After a closer look into the girl's death revealed that she had likely been murdered, and with victims' testimonies regarding the layout of the rapist's apartment, Kiyko was swiftly arrested. Not long after, he willingly started confessing to his crimes, attributing a total 14 attacks to himself - 9 robberies, three attempted murders and two murders.

==Trial and imprisonment==
Before he could be put on trial, Kiyko was ordered to undergo a psychiatric evaluation at the Saint Petersburg Psychiatric Hospital No. 6, which concluded that he was insane. Unsatisfied with the results, Justice Elena Volkova ruled that he should be re-examined at the Serbsky Center in Moscow - the results from this ruled that Kiyko was sane, but suffered from unspecified health issues.
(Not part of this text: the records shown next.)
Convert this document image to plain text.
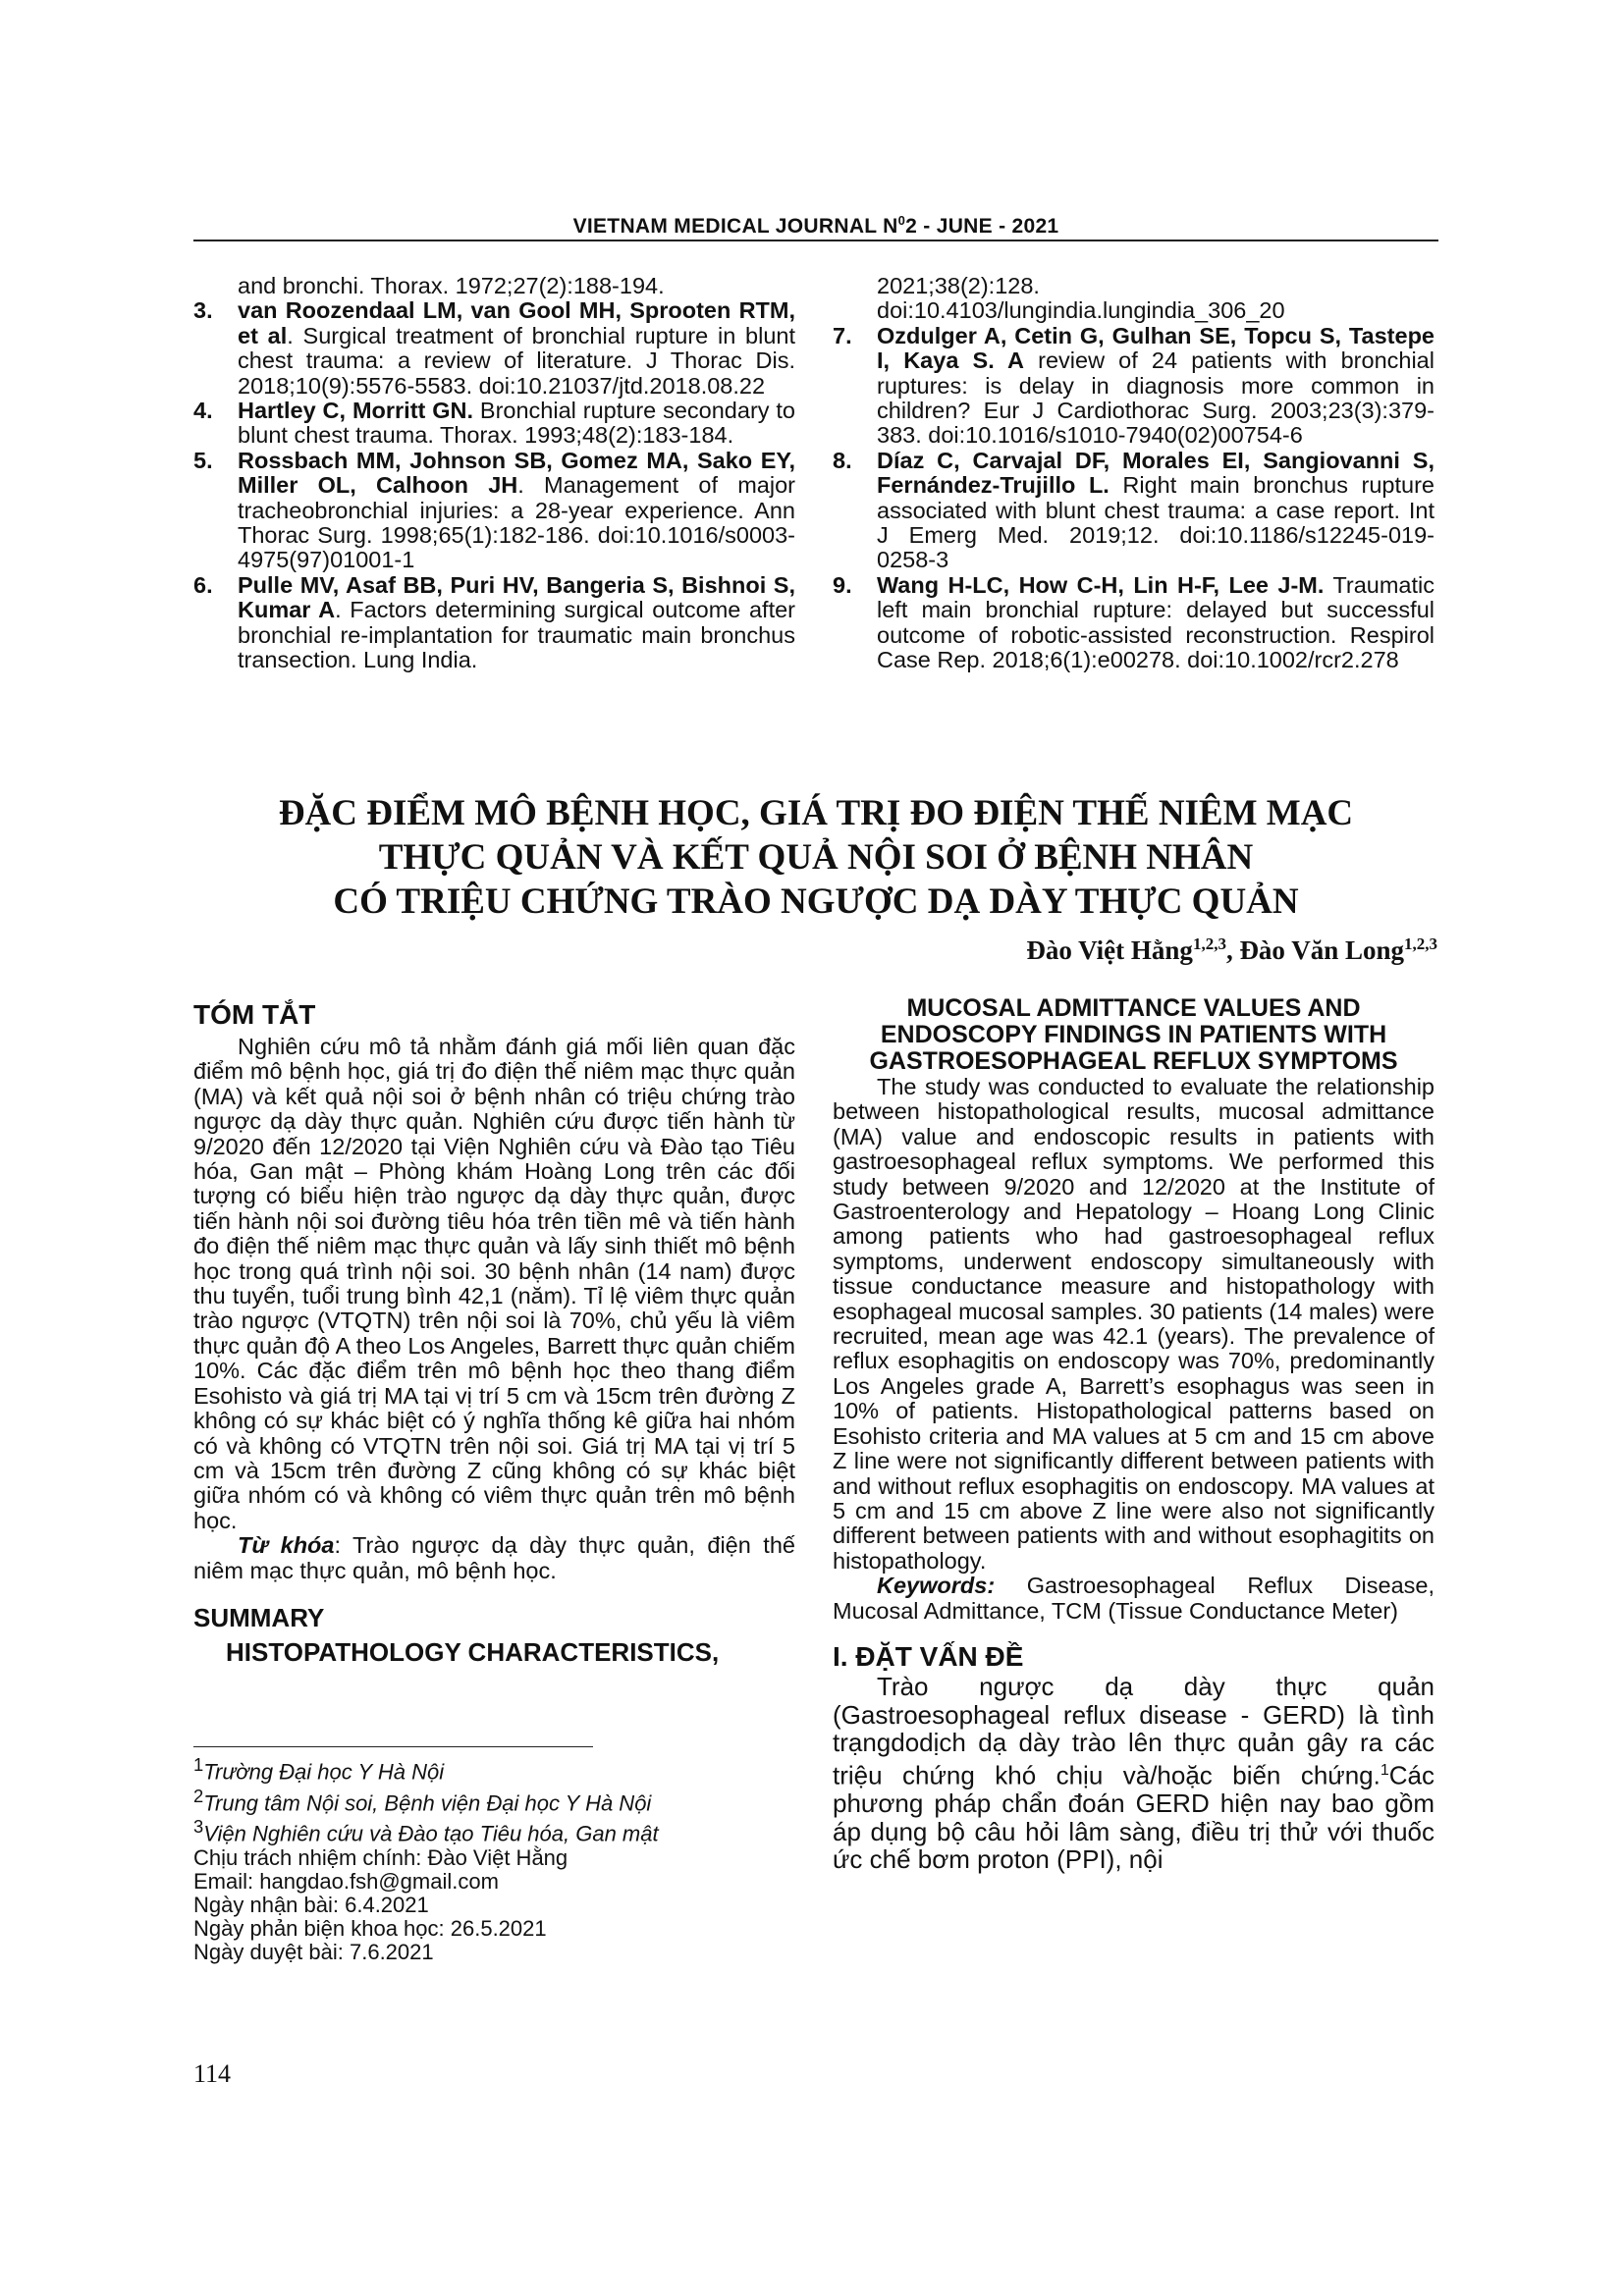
VIETNAM MEDICAL JOURNAL $N^02$ - JUNE - 2021
and bronchi. Thorax. 1972;27(2):188-194.
3. van Roozendaal LM, van Gool MH, Sprooten RTM, et al. Surgical treatment of bronchial rupture in blunt chest trauma: a review of literature. J Thorac Dis. 2018;10(9):5576-5583. doi:10.21037/jtd.2018.08.22
4. Hartley C, Morritt GN. Bronchial rupture secondary to blunt chest trauma. Thorax. 1993;48(2):183-184.
5. Rossbach MM, Johnson SB, Gomez MA, Sako EY, Miller OL, Calhoon JH. Management of major tracheobronchial injuries: a 28-year experience. Ann Thorac Surg. 1998;65(1):182-186. doi:10.1016/s0003-4975(97)01001-1
6. Pulle MV, Asaf BB, Puri HV, Bangeria S, Bishnoi S, Kumar A. Factors determining surgical outcome after bronchial re-implantation for traumatic main bronchus transection. Lung India.
2021;38(2):128.
doi:10.4103/lungindia.lungindia_306_20
7. Ozdulger A, Cetin G, Gulhan SE, Topcu S, Tastepe I, Kaya S. A review of 24 patients with bronchial ruptures: is delay in diagnosis more common in children? Eur J Cardiothorac Surg. 2003;23(3):379-383. doi:10.1016/s1010-7940(02)00754-6
8. Díaz C, Carvajal DF, Morales EI, Sangiovanni S, Fernández-Trujillo L. Right main bronchus rupture associated with blunt chest trauma: a case report. Int J Emerg Med. 2019;12. doi:10.1186/s12245-019-0258-3
9. Wang H-LC, How C-H, Lin H-F, Lee J-M. Traumatic left main bronchial rupture: delayed but successful outcome of robotic-assisted reconstruction. Respirol Case Rep. 2018;6(1):e00278. doi:10.1002/rcr2.278
ĐẶC ĐIỂM MÔ BỆNH HỌC, GIÁ TRỊ ĐO ĐIỆN THẾ NIÊM MẠC
THỰC QUẢN VÀ KẾT QUẢ NỘI SOI Ở BỆNH NHÂN
CÓ TRIỆU CHỨNG TRÀO NGƯỢC DẠ DÀY THỰC QUẢN
Đào Việt Hằng$^{1,2,3}$, Đào Văn Long$^{1,2,3}$
TÓM TẮT
Nghiên cứu mô tả nhằm đánh giá mối liên quan đặc điểm mô bệnh học, giá trị đo điện thế niêm mạc thực quản (MA) và kết quả nội soi ở bệnh nhân có triệu chứng trào ngược dạ dày thực quản. Nghiên cứu được tiến hành từ 9/2020 đến 12/2020 tại Viện Nghiên cứu và Đào tạo Tiêu hóa, Gan mật – Phòng khám Hoàng Long trên các đối tượng có biểu hiện trào ngược dạ dày thực quản, được tiến hành nội soi đường tiêu hóa trên tiền mê và tiến hành đo điện thế niêm mạc thực quản và lấy sinh thiết mô bệnh học trong quá trình nội soi. 30 bệnh nhân (14 nam) được thu tuyển, tuổi trung bình 42,1 (năm). Tỉ lệ viêm thực quản trào ngược (VTQTN) trên nội soi là 70%, chủ yếu là viêm thực quản độ A theo Los Angeles, Barrett thực quản chiếm 10%. Các đặc điểm trên mô bệnh học theo thang điểm Esohisto và giá trị MA tại vị trí 5 cm và 15cm trên đường Z không có sự khác biệt có ý nghĩa thống kê giữa hai nhóm có và không có VTQTN trên nội soi. Giá trị MA tại vị trí 5 cm và 15cm trên đường Z cũng không có sự khác biệt giữa nhóm có và không có viêm thực quản trên mô bệnh học.
Từ khóa: Trào ngược dạ dày thực quản, điện thế niêm mạc thực quản, mô bệnh học.
SUMMARY
HISTOPATHOLOGY CHARACTERISTICS,
$^1$Trường Đại học Y Hà Nội
$^2$Trung tâm Nội soi, Bệnh viện Đại học Y Hà Nội
$^3$Viện Nghiên cứu và Đào tạo Tiêu hóa, Gan mật
Chịu trách nhiệm chính: Đào Việt Hằng
Email: hangdao.fsh@gmail.com
Ngày nhận bài: 6.4.2021
Ngày phản biện khoa học: 26.5.2021
Ngày duyệt bài: 7.6.2021
MUCOSAL ADMITTANCE VALUES AND ENDOSCOPY FINDINGS IN PATIENTS WITH GASTROESOPHAGEAL REFLUX SYMPTOMS
The study was conducted to evaluate the relationship between histopathological results, mucosal admittance (MA) value and endoscopic results in patients with gastroesophageal reflux symptoms. We performed this study between 9/2020 and 12/2020 at the Institute of Gastroenterology and Hepatology – Hoang Long Clinic among patients who had gastroesophageal reflux symptoms, underwent endoscopy simultaneously with tissue conductance measure and histopathology with esophageal mucosal samples. 30 patients (14 males) were recruited, mean age was 42.1 (years). The prevalence of reflux esophagitis on endoscopy was 70%, predominantly Los Angeles grade A, Barrett’s esophagus was seen in 10% of patients. Histopathological patterns based on Esohisto criteria and MA values at 5 cm and 15 cm above Z line were not significantly different between patients with and without reflux esophagitis on endoscopy. MA values at 5 cm and 15 cm above Z line were also not significantly different between patients with and without esophagitits on histopathology.
Keywords: Gastroesophageal Reflux Disease, Mucosal Admittance, TCM (Tissue Conductance Meter)
I. ĐẶT VẤN ĐỀ
Trào ngược dạ dày thực quản (Gastroesophageal reflux disease - GERD) là tình trạngdodịch dạ dày trào lên thực quản gây ra các triệu chứng khó chịu và/hoặc biến chứng.$^1$Các phương pháp chẩn đoán GERD hiện nay bao gồm áp dụng bộ câu hỏi lâm sàng, điều trị thử với thuốc ức chế bơm proton (PPI), nội
114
Eventually, he was put on trial for the cases to which he had confessed. While family members demanded that he be given a life sentence, prosecutor Natalya Kuznetsova took into account Kiyko's illness and willing confession and instead demanded 25 years imprisonment. In the end, he was found guilty of a majority of the charges and sentenced to 22 years imprisonment. Upon hearing the verdict, the mothers of the deceased victims expressed that while they felt disgust whenever they looked at Kiyko, they were still satisfied with the verdict and wanted to move on.

===2022 confession and sentence===
In June 2022, news sites reported that Kiyko had spontaneously confessed to a third murder dating back to 2005. In said confession, he claimed that on April 25, 2005, he accosted a 27-year-old woman named Tatyana at Sosnovsky Park, using his usual method of threatening at knifepoint. However, she resisted him too heavily, which supposedly forced him to strangle her and discard the body within the park's confines.

Soon afterwards, Kiyko was charged with this murder and brought to court in Saint Petersburg. He eventually recanted his confession, claiming the police had extracted it from him by force, but as he had provided details only the killer could know, he was found guilty and given an additional 25-year sentence to be served concurrently with his previous one.

===2025 Russia-Ukraine war desertion===

On May 27, 2026, it was reported that police was searching Kiyko after he disappeared, Kiyko who signed a military contract to being deployed in the Russia-Ukraine war deserted from a hospital in mid 2025, the information came one year later after officials tried to hide it. As for August 2026, there's no public information about localization.

According to Fontanka reports, its possible that Kiyko has died in the war, his mother claimed that she received a document that indicated that Kiyko disappeared after a drone attacked a trench were he was located but no body was recovered, his death has not been officially confirmed by Russian authorities.